Improvements in User Experience

Inductive UI in Office 12

By now anyone interested in software user experience has seen the video or read the articles about Microsoft Office 12 getting a complete UI makeover. For an ongoing explanation of the design rationale, you should also checkout Jensen Harris’ blog. Jensen works on the Office user experience team.

Many people write-off the UI changes as merely a ploy to get customers to upgrade. In a way, I agree. Customers will upgrade because the new interfaces will make using Office easier and allow users to be more productive. Inductive UI’s have been around for a while, but this is the first large-scale use in a major Microsoft product.

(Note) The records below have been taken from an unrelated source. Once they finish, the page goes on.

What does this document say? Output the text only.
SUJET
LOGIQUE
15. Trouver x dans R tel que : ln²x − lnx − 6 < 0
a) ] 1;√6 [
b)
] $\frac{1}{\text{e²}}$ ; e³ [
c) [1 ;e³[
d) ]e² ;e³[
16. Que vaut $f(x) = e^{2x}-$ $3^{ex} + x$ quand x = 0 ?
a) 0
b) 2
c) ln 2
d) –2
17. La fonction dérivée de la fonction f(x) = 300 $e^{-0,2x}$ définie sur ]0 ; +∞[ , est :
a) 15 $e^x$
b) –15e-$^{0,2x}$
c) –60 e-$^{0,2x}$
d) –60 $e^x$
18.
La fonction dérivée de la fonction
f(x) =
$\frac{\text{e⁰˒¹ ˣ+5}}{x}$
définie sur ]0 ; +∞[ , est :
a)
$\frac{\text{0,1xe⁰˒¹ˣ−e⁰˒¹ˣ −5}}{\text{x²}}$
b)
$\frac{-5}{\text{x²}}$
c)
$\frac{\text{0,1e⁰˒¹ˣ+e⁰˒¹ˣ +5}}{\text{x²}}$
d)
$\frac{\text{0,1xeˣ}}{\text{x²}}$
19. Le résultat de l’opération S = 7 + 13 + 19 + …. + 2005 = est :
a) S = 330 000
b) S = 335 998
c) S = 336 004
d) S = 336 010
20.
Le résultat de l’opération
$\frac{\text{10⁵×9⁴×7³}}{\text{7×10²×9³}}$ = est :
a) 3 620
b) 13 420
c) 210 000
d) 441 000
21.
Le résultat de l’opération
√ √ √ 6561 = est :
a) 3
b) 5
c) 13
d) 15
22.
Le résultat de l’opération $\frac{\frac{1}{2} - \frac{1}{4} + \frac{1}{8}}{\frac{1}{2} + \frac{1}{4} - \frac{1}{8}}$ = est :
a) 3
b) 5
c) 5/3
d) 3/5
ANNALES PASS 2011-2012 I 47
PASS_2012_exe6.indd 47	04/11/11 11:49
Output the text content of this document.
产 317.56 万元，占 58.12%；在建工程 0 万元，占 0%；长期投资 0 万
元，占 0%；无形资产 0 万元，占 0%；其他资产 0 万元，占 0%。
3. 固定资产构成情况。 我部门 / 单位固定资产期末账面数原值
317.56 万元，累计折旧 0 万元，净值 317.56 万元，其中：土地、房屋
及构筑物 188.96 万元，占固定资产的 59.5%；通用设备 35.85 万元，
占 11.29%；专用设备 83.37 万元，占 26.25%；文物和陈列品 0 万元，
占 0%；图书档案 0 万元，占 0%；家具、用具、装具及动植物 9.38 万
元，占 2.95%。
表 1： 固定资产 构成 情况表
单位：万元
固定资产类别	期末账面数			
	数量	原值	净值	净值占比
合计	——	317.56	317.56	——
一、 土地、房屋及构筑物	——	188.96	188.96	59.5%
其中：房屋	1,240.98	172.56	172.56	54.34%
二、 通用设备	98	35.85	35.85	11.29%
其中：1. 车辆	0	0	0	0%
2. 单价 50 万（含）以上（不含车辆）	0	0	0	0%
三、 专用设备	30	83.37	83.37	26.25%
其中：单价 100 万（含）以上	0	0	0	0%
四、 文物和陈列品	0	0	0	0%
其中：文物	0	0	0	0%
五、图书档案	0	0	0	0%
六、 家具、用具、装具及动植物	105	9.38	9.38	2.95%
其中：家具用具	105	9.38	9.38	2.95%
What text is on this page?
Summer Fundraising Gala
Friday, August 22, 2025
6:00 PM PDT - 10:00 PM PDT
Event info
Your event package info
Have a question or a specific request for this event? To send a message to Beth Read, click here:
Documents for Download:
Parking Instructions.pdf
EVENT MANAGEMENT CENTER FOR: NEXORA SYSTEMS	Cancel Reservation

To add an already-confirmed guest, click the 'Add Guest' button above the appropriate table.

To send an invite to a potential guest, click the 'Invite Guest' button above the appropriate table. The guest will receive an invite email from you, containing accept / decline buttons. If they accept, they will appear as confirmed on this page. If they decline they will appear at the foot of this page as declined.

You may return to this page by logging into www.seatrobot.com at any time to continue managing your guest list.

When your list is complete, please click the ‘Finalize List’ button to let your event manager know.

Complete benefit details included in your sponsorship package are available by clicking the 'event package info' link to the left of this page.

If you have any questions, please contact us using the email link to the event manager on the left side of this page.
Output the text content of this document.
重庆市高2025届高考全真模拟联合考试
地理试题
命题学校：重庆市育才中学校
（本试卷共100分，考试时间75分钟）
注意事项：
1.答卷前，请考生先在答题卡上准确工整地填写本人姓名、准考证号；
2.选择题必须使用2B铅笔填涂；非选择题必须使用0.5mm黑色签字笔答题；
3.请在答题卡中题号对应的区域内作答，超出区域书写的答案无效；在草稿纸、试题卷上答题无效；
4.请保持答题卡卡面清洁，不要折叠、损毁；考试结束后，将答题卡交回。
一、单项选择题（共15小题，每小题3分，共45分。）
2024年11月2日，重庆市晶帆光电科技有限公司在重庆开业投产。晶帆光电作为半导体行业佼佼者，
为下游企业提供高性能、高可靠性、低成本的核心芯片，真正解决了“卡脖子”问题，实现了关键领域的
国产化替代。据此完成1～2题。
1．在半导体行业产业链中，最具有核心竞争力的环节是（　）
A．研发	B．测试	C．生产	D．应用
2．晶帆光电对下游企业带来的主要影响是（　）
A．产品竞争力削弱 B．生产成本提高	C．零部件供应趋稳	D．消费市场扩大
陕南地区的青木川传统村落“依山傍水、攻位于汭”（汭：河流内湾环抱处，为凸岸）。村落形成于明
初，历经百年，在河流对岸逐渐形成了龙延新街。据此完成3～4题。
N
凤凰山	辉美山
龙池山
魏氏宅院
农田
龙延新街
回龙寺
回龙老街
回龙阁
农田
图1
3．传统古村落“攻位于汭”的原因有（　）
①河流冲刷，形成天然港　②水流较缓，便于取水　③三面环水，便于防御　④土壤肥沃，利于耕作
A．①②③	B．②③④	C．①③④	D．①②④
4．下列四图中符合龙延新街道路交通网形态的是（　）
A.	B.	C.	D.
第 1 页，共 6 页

For those of you in the back, it’s not just about the menus and toolbars (or ‘Ribbon’ as they are calling it). It’s about why the menus are gone and why the toolbar is separated into contextual sections and chunks. I am glad Microsoft spent the time and money to research how users were interacting with Office. Since Office seems to set a UX precedent, I am hoping we see some of these new conventions trickle down into other applications as well.

Update: Jeff Atwood of Coding Horror has a post about this too.

Windows Vista User Experience Guidelines

Microsoft has also released preliminary Windows Vista UX Guidelines. Although many people are pointing to the download, few are commenting on the information contained within. Chris Pirillo does provide a nice list of nuggets he discovered while scanning the documentation. I’ll point out some of my favorites:

  • Wizard pages: Remove front and back pages. Remove page header. Basically remove all redundant textual information.
  • Help on Dialogs: 1. Make labels and controls easy to comprehend, 2. Add explanatory text sections as needed, 3. Use hyperlinks to jump into Help for specific topics which may be confusing, 4. Do not use vague or general Help buttons (users don’t like vague or general help).
  • Task dialogs: MessageBox API on steriods.

I like this release better than previous ones (Win2K and WinXP) because it seems more focused on UX and contains some rationale as well. It’s not just specs for controls, layout and themes. Some sections, such as Window and Layout sections, are not included yet (it’s preliminary). You also need to wade through some Aero graphics babble (I am not impressed with ‘glass’ for UX).